Bitcoin Principles Applied to AI

Bitcoin Principles Applied to AI

At a recent Bitcoin party I expected to talk money. Instead, the conversation drifted — almost on its own — to AI. And the more it moved, the more I noticed the destination. A lot of the principles that make Bitcoin principled are the same principles AI should be built on. Not by accident. Because Bitcoin is really the clearest working example of a system that functions without a trusted central authority, and that is the part that actually transfers.

Most of what makes Bitcoin sound good is one idea wearing different hats: remove the trusted middleman, make the system verifiable, and govern it with incentives instead of authority. Run that same logic through AI and you stop renting a brain from a datacenter and start owning one.

Here are the three that carry the weight for me.

One: Self-Sovereignty — You Control the Hardware, the Software, and the Costs

"Not your keys, not your coins." The AI version is "not your weights, not your model."
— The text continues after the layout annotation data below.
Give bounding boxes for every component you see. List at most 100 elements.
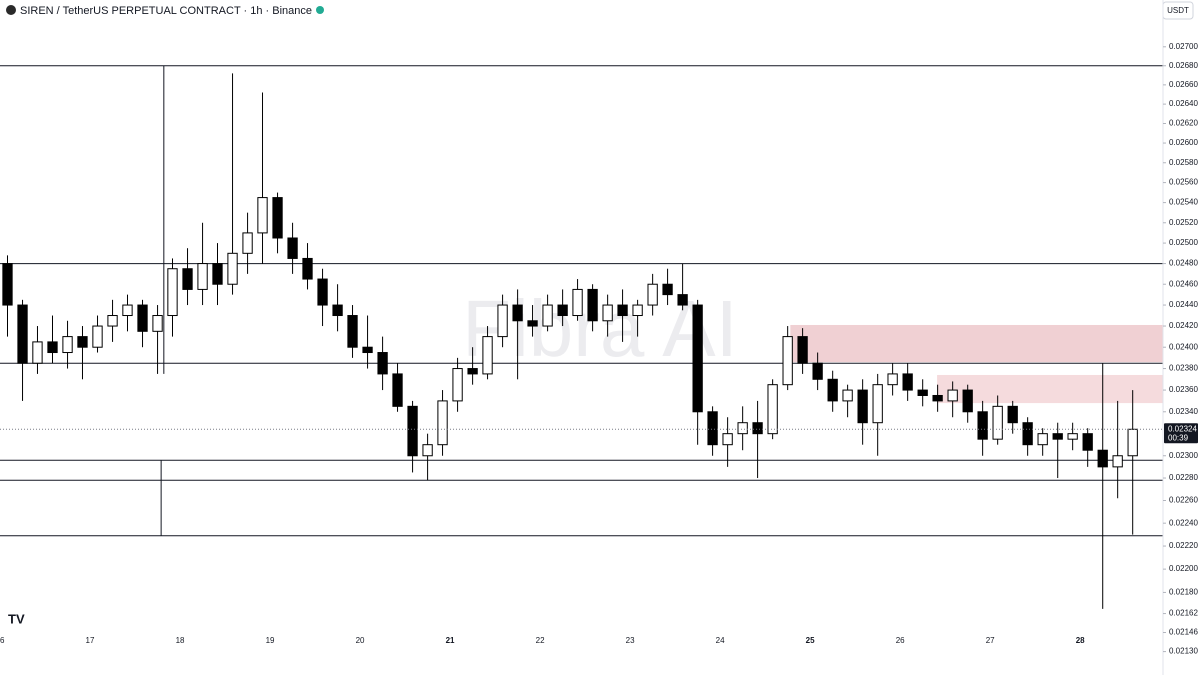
y-tick-label: 0.02680 xyxy=(1169,61,1198,70)
candle-body xyxy=(1007,405,1018,424)
candle-body xyxy=(887,373,898,386)
logo: TV xyxy=(8,611,25,626)
x-tick-label: 18 xyxy=(176,636,185,645)
candle-body xyxy=(752,422,763,435)
candle-body xyxy=(947,389,958,402)
candle-body xyxy=(782,336,793,386)
candle-body xyxy=(602,304,613,322)
last-price-label: 0.02324 xyxy=(1168,424,1197,433)
candle-body xyxy=(647,283,658,306)
candle-body xyxy=(992,405,1003,440)
candle-body xyxy=(17,304,28,364)
y-tick-label: 0.02340 xyxy=(1169,407,1198,416)
candle-body xyxy=(167,268,178,317)
candle-body xyxy=(1112,455,1123,468)
candle-body xyxy=(1022,422,1033,446)
candle-body xyxy=(467,368,478,375)
candle-body xyxy=(62,336,73,354)
candle-body xyxy=(617,304,628,317)
x-tick-label: 27 xyxy=(986,636,995,645)
y-tick-label: 0.02640 xyxy=(1169,99,1198,108)
x-tick-label: 17 xyxy=(86,636,95,645)
y-tick-label: 0.02500 xyxy=(1169,238,1198,247)
x-tick-label: 23 xyxy=(626,636,635,645)
x-tick-label: 19 xyxy=(266,636,275,645)
candle-body xyxy=(212,263,223,285)
y-tick-label: 0.02220 xyxy=(1169,541,1198,550)
candle-body xyxy=(107,315,118,327)
candle-body xyxy=(317,278,328,306)
y-tick-label: 0.02620 xyxy=(1169,119,1198,128)
candle-body xyxy=(92,325,103,348)
y-tick-label: 0.02162 xyxy=(1169,609,1198,618)
candle-body xyxy=(1127,428,1138,457)
candle-body xyxy=(842,389,853,402)
candle-body xyxy=(392,373,403,407)
status-dot xyxy=(316,6,324,14)
candle-body xyxy=(1097,449,1108,468)
candle-body xyxy=(812,362,823,380)
candle-body xyxy=(257,197,268,234)
chart-title: SIREN / TetherUS PERPETUAL CONTRACT · 1h… xyxy=(20,5,312,17)
candle-body xyxy=(77,336,88,348)
y-tick-label: 0.02460 xyxy=(1169,279,1198,288)
candle-body xyxy=(272,197,283,239)
watermark: Fibra AI xyxy=(462,284,738,373)
x-tick-label: 22 xyxy=(536,636,545,645)
candle-body xyxy=(122,304,133,317)
candle-body xyxy=(527,320,538,327)
zone xyxy=(937,374,1163,404)
candle-body xyxy=(962,389,973,413)
candle-body xyxy=(692,304,703,413)
candle-body xyxy=(407,405,418,457)
candle-body xyxy=(152,315,163,332)
candle-body xyxy=(977,411,988,440)
candle-body xyxy=(482,336,493,375)
y-tick-label: 0.02480 xyxy=(1169,259,1198,268)
candle-body xyxy=(332,304,343,317)
x-tick-label: 24 xyxy=(716,636,725,645)
candle-body xyxy=(1082,433,1093,451)
candle-body xyxy=(137,304,148,332)
candle-body xyxy=(857,389,868,424)
y-tick-label: 0.02440 xyxy=(1169,300,1198,309)
candle-body xyxy=(32,341,43,364)
candle-body xyxy=(497,304,508,338)
candle-body xyxy=(182,268,193,290)
candle-body xyxy=(287,237,298,259)
x-tick-label: 25 xyxy=(806,636,815,645)
y-tick-label: 0.02360 xyxy=(1169,385,1198,394)
x-tick-label: 21 xyxy=(446,636,455,645)
y-tick-label: 0.02600 xyxy=(1169,138,1198,147)
candle-body xyxy=(917,389,928,396)
candle-body xyxy=(437,400,448,446)
candle-body xyxy=(1052,433,1063,440)
candle-body xyxy=(662,283,673,296)
last-price-box xyxy=(1164,423,1198,444)
candle-body xyxy=(767,384,778,435)
candle-body xyxy=(362,346,373,354)
candle-body xyxy=(587,288,598,322)
y-tick-label: 0.02560 xyxy=(1169,178,1198,187)
candle-body xyxy=(242,232,253,254)
x-tick-label: 20 xyxy=(356,636,365,645)
candle-body xyxy=(827,378,838,402)
candle-body xyxy=(2,263,13,306)
candle-body xyxy=(707,411,718,446)
candle-body xyxy=(902,373,913,391)
candle-body xyxy=(572,288,583,317)
candle-body xyxy=(677,294,688,306)
y-tick-label: 0.02260 xyxy=(1169,496,1198,505)
y-tick-label: 0.02200 xyxy=(1169,564,1198,573)
candle-body xyxy=(542,304,553,327)
y-tick-label: 0.02180 xyxy=(1169,588,1198,597)
countdown: 00:39 xyxy=(1168,433,1189,442)
y-tick-label: 0.02580 xyxy=(1169,158,1198,167)
y-tick-label: 0.02130 xyxy=(1169,647,1198,656)
currency-label[interactable]: USDT xyxy=(1167,6,1189,15)
candle-body xyxy=(512,304,523,322)
plot-area xyxy=(0,65,1163,609)
candle-body xyxy=(197,263,208,290)
y-tick-label: 0.02420 xyxy=(1169,321,1198,330)
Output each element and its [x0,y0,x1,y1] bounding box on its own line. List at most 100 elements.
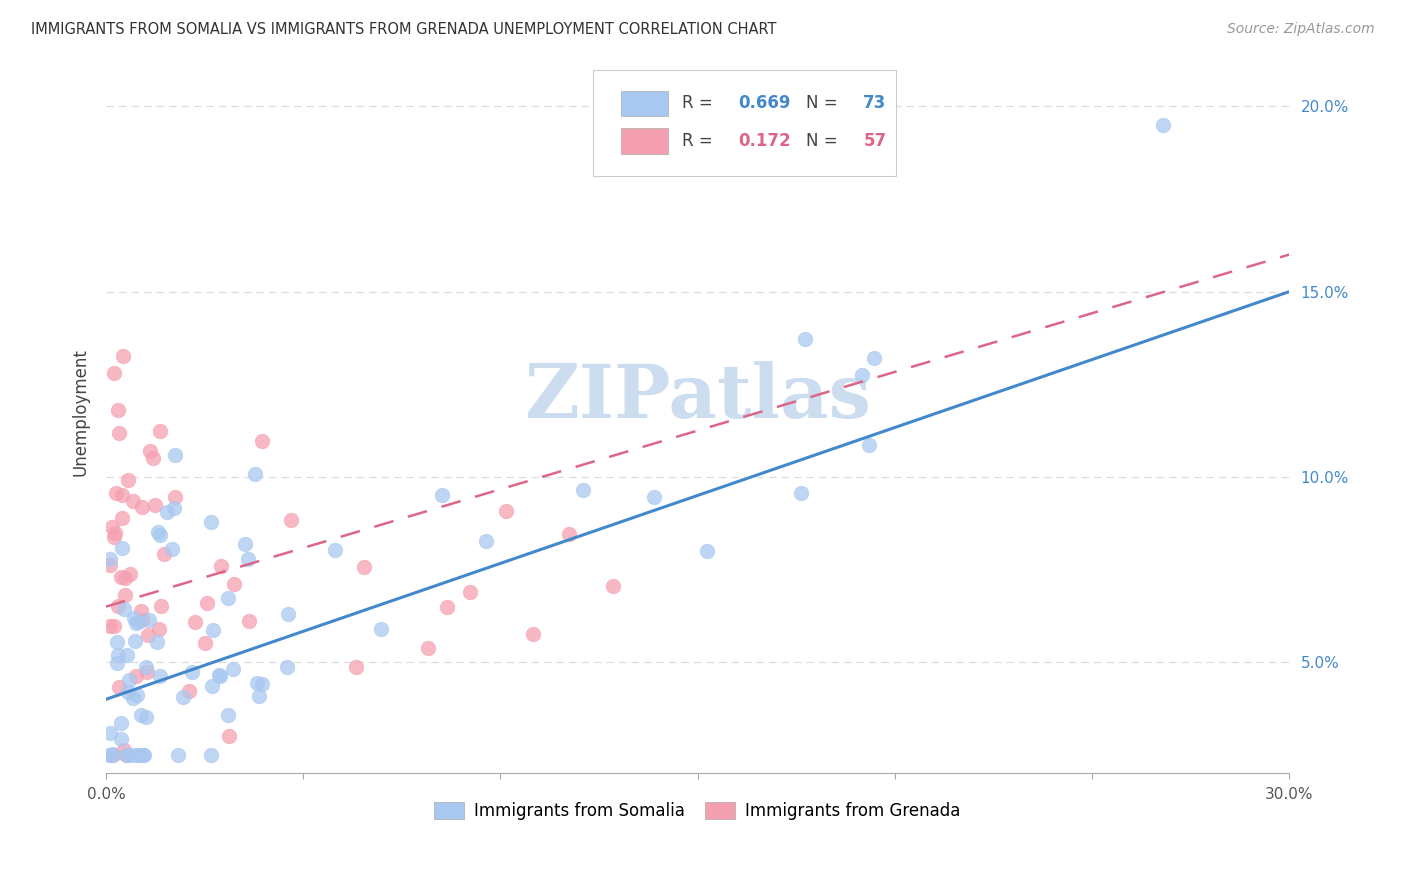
Point [105,485,128,500]
Point [224,577,246,591]
Point [122,493,145,508]
Point [108,681,131,695]
Point [143,498,166,512]
Point [136,628,159,642]
Text: N =: N = [807,132,844,150]
Point [142,451,165,466]
Point [165,491,187,505]
Text: R =: R = [682,95,718,112]
Point [114,572,136,586]
Point [107,403,129,417]
Point [458,585,481,599]
Point [110,715,132,730]
Point [172,690,194,704]
Point [118,567,141,582]
Point [149,424,172,438]
Bar [620,91,668,116]
Point [148,622,170,636]
Point [235,537,257,551]
Point [131,500,153,514]
Point [127,615,149,629]
Point [794,332,817,346]
Point [128,747,150,762]
Point [201,680,224,694]
Point [208,669,231,683]
Point [247,689,270,703]
Y-axis label: Unemployment: Unemployment [72,348,89,476]
Point [125,616,148,631]
Point [101,747,124,762]
Text: N =: N = [807,95,844,112]
Point [98,747,121,762]
Point [138,613,160,627]
Point [114,747,136,762]
Point [117,673,139,688]
Point [98,747,121,762]
Point [571,483,593,497]
Point [103,619,125,633]
Point [124,610,146,624]
Point [238,614,260,628]
Point [250,434,273,449]
Text: Source: ZipAtlas.com: Source: ZipAtlas.com [1227,22,1375,37]
Point [166,747,188,762]
Point [132,747,155,762]
Text: R =: R = [682,132,718,150]
Point [643,490,665,504]
Point [353,560,375,574]
Point [107,425,129,440]
Point [98,619,121,633]
Point [416,640,439,655]
Point [110,731,132,746]
Text: 73: 73 [863,95,887,112]
Point [156,505,179,519]
Point [194,635,217,649]
Point [252,676,274,690]
Point [104,526,127,541]
Point [111,541,134,556]
Bar [620,128,668,153]
Point [111,511,134,525]
Point [218,729,240,743]
Point [863,351,886,366]
Text: 57: 57 [863,132,886,150]
Point [112,350,135,364]
Point [277,607,299,622]
Point [98,558,121,573]
Point [696,543,718,558]
Point [236,552,259,566]
Point [475,534,498,549]
Point [112,742,135,756]
Point [558,527,581,541]
Point [149,669,172,683]
Point [101,520,124,534]
Point [115,648,138,663]
Point [195,596,218,610]
Text: 0.172: 0.172 [738,132,790,150]
Point [111,488,134,502]
Point [149,599,172,613]
Point [148,524,170,539]
Point [149,527,172,541]
Point [114,588,136,602]
Point [280,513,302,527]
Point [124,747,146,762]
Point [105,656,128,670]
Point [370,622,392,636]
Point [103,366,125,380]
Point [139,444,162,458]
Point [246,675,269,690]
Point [208,667,231,681]
Point [181,665,204,679]
Point [163,500,186,515]
Point [117,747,139,762]
Point [323,543,346,558]
Point [135,659,157,673]
Point [177,684,200,698]
Point [201,623,224,637]
Point [101,747,124,761]
Point [145,635,167,649]
Point [124,634,146,648]
Point [117,747,139,762]
Point [112,602,135,616]
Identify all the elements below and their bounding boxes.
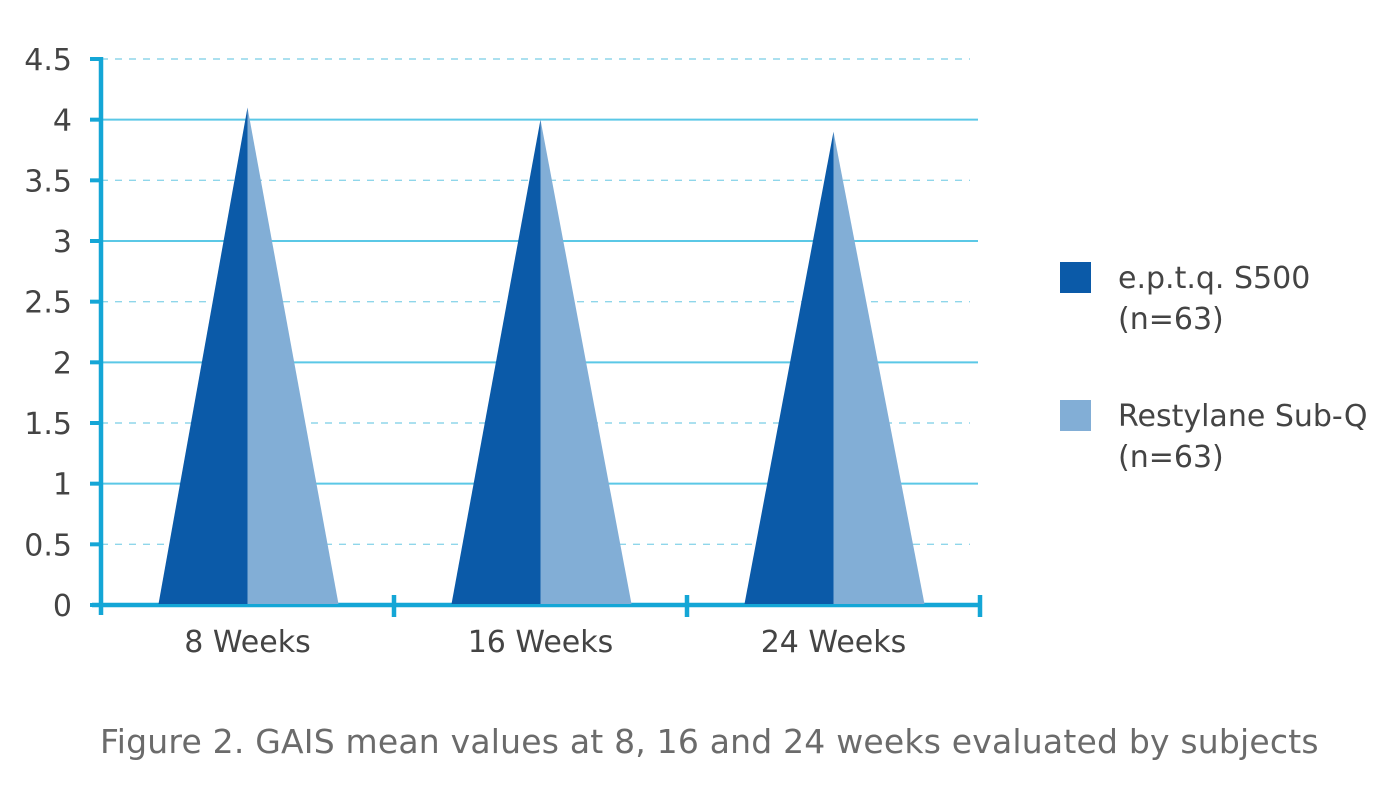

When you run AI locally you own the whole chain, end to end:

  • The hardware. Your machine, your power, your uptime. Nobody pulls the plug, nobody rate-limits you, nobody "deprecates" your access.
  • The software. Open weights and an open harness you can read, tune, and swap. You are not subject to a changelog you did not ask for.
  • The costs. Inference costs electricity, not per-token API fees that a vendor can quietly change overnight. The cost curve is yours to manage, not someone's pricing page.

The API model is a bank: someone else holds the keys and can freeze the account or rewrite the terms. Local inference is self-custody. This is the pillar I practice most — my own local models, my own memory, my own tools.

Two: Privacy — The Way Bitcoin Protects Transactions

Bitcoin lets you transact without revealing who you are or what you are up to to a third party. A local AI does the same thing for your thinking.

Your prompts, your data, your questions never leave your network. No provider is logging what you asked, no model is quietly trained on your material, no middleman is monetizing your curiosity. Privacy here is not a feature you bolt on after the fact — it is the architecture. It is the AI twin of Bitcoin's pseudonymous ledger: privacy by design, not by policy.

Three: Decentralization — Like Napster

The model that finally made this click for me was Napster.

Before Napster, music flowed through a handful of gatekeepers. Napster let the people who had the thing share it with the people who wanted it — and the network itself became the product. Decentralized AI works the same way. The value lives in the network of people each running their own stack, not in one company's datacenter. The more of us run our own sovereign models, the harder it is for any single vendor to be the gatekeeper.

"Napster" is my name in F3 — and it speaks to who I am. I genuinely don't think the guys who named me knew the full impact of what they had done. Years later it lands exactly right. The person who runs his own sovereign AI stack, who shares open weights instead of hoarding them behind a paywall, is doing for computation what Napster did for music. The name wasn't a joke. It was a description.

The Supporting Cast

These three are the headline, but a few more principles ride along and reinforce them:

  • Verifiability. Open weights are the AI twin of a public, re-checkable ledger. "Here is the proof," not "trust me."
  • Spontaneous order. A single giant model in one datacenter has the same knowledge problem Hayek warned about in central planning — it cannot hold the dispersed, local context that a network of sovereign stacks can.
  • Censorship resistance. There is no vendor standing between you and the inference.
  • Open source. You cannot audit what you cannot see.

Where the Analogy Breaks (and Why That Matters)

I would not trust a writer who skipped this. The transfer is real, but it has edges:

  • Bitcoin moves value; AI does computation. The overlap is at the level of governance and architecture, not function. The moment this curdles into "AI should live on Bitcoin," it has left principle behind for tribalism.
  • Scarcity does not map. Model weights are copyable and non-rival — there is no 21-million cap. The honest analog is "don't let the vendor quietly retrain the model under you." A silent retrain is what a central bank changing the rules is, for a model.
  • Bitcoin's security is economic — it is rational to be honest because you are paid to be. AI agents do not have that substrate built in. You have to design the incentives yourself, and that is the genuinely hard part of autonomous agents.

The Through-Line

Strip it to one line and it is the same sentence Bitcoin and a sovereign AI stack both say: no trusted middleman, everything verifiable, and incentives doing the governing instead of an authority. You can be half-built into that stack before you know it — the local models were the obvious part. Verifiability and incentive design are the frontier.

I have a handle in F3 that I used to think was just a funny name. I no longer think it was a joke. I think it was a forecast.